Die Diagnostik und Therapie der neurogenen Blasenfunktionsstörung von rückenmarkverletzten Patienten stellt unverändert die Kernkompetenz und zentrale Aufgabe der Neuro-Urologie dar. Moderne Neuro-Uurologie ist jedoch mehr als bloße Videourodynamik und Versorgung von Querschnittspatienten.

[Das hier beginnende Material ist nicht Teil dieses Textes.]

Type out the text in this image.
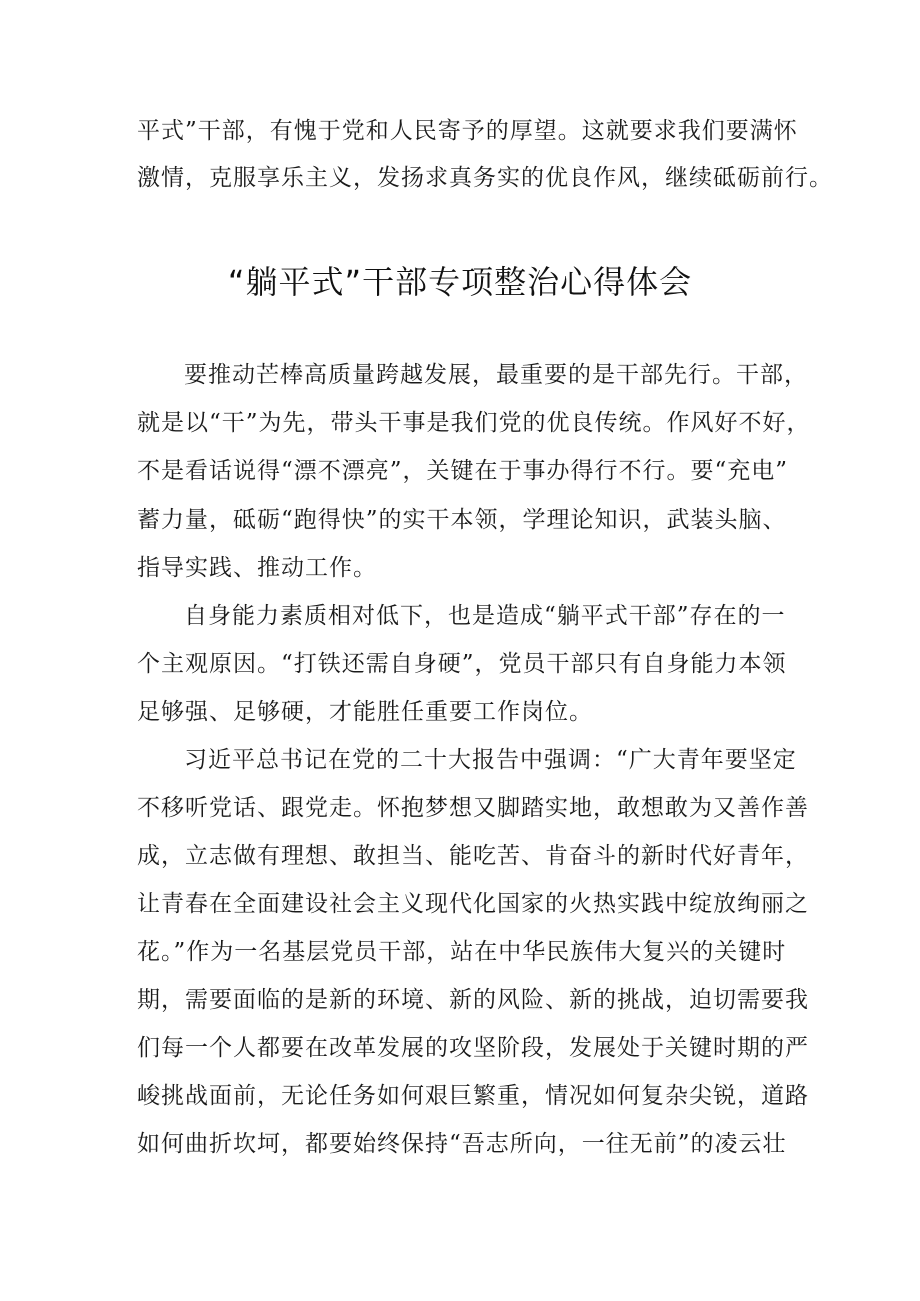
平式”干部，有愧于党和人民寄予的厚望。这就要求我们要满怀
激情，克服享乐主义，发扬求真务实的优良作风，继续砥砺前行。
“躺平式”干部专项整治心得体会
要推动芒棒高质量跨越发展，最重要的是干部先行。干部，
就是以“干”为先，带头干事是我们党的优良传统。作风好不好，
不是看话说得“漂不漂亮”，关键在于事办得行不行。要“充电”
蓄力量，砥砺“跑得快”的实干本领，学理论知识，武装头脑、
指导实践、推动工作。
自身能力素质相对低下，也是造成“躺平式干部”存在的一
个主观原因。“打铁还需自身硬”，党员干部只有自身能力本领
足够强、足够硬，才能胜任重要工作岗位。
习近平总书记在党的二十大报告中强调：“广大青年要坚定
不移听党话、跟党走。怀抱梦想又脚踏实地，敢想敢为又善作善
成，立志做有理想、敢担当、能吃苦、肯奋斗的新时代好青年，
让青春在全面建设社会主义现代化国家的火热实践中绽放绚丽之
花。”作为一名基层党员干部，站在中华民族伟大复兴的关键时
期，需要面临的是新的环境、新的风险、新的挑战，迫切需要我
们每一个人都要在改革发展的攻坚阶段，发展处于关键时期的严
峻挑战面前，无论任务如何艰巨繁重，情况如何复杂尖锐，道路
如何曲折坎坷，都要始终保持“吾志所向，一往无前”的凌云壮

Die demographische Entwicklung einer immer älter werdenden Gesellschaft führt zu einem rasanten Anstieg von Patienten mit Erkrankungen des zentralen oder peripheren Nervensystems und erhöht den Bedarf an neuro-urologischer Versorgung. In den neuro-urologischen Spezialambulanzen und -kliniken sind die Wartezeiten für Behandlungen von Patienten mit Multipler Sklerose, Morbus Parkinson oder auch Diabetes mellitus als Grunderkrankung oft lang. Diese Anlaufstellen sind oftmals „letzte Hoffnung“ für Patienten mit chronischen, oft auch schmerzhaften Fehlfunktionen des unteren Harntraktes und des Beckens oder auch mit hartnäckig wiederkehrenden, therapierefraktären Harnweginfekten. Folglich reicht das therapeutische Spektrum der Neuro-Urologie von der Einleitung einer Infektmetaphylaxe bis hin zur dorsalen Rhizotomie mit Brindley-Vorderwurzelstimulation.

Im ersten Themenbeitrag zum Leitthema Neuro-Urologie beschreibt das Autorenduo Kaufmann und Kurze aus Mönchengladbach und Bad Berka die Bandbreite der neuro-urologischen Untersuchungstechniken und informiert über deren Interpretation bei neurogener Blasenfunktionsstörung. Dass die Videourodynamik mit ihren differentialdiagnostischen Möglichkeiten und Facetten hier einen besonderen Raum einnimmt, unterstreicht ihre Bedeutung für das Fach.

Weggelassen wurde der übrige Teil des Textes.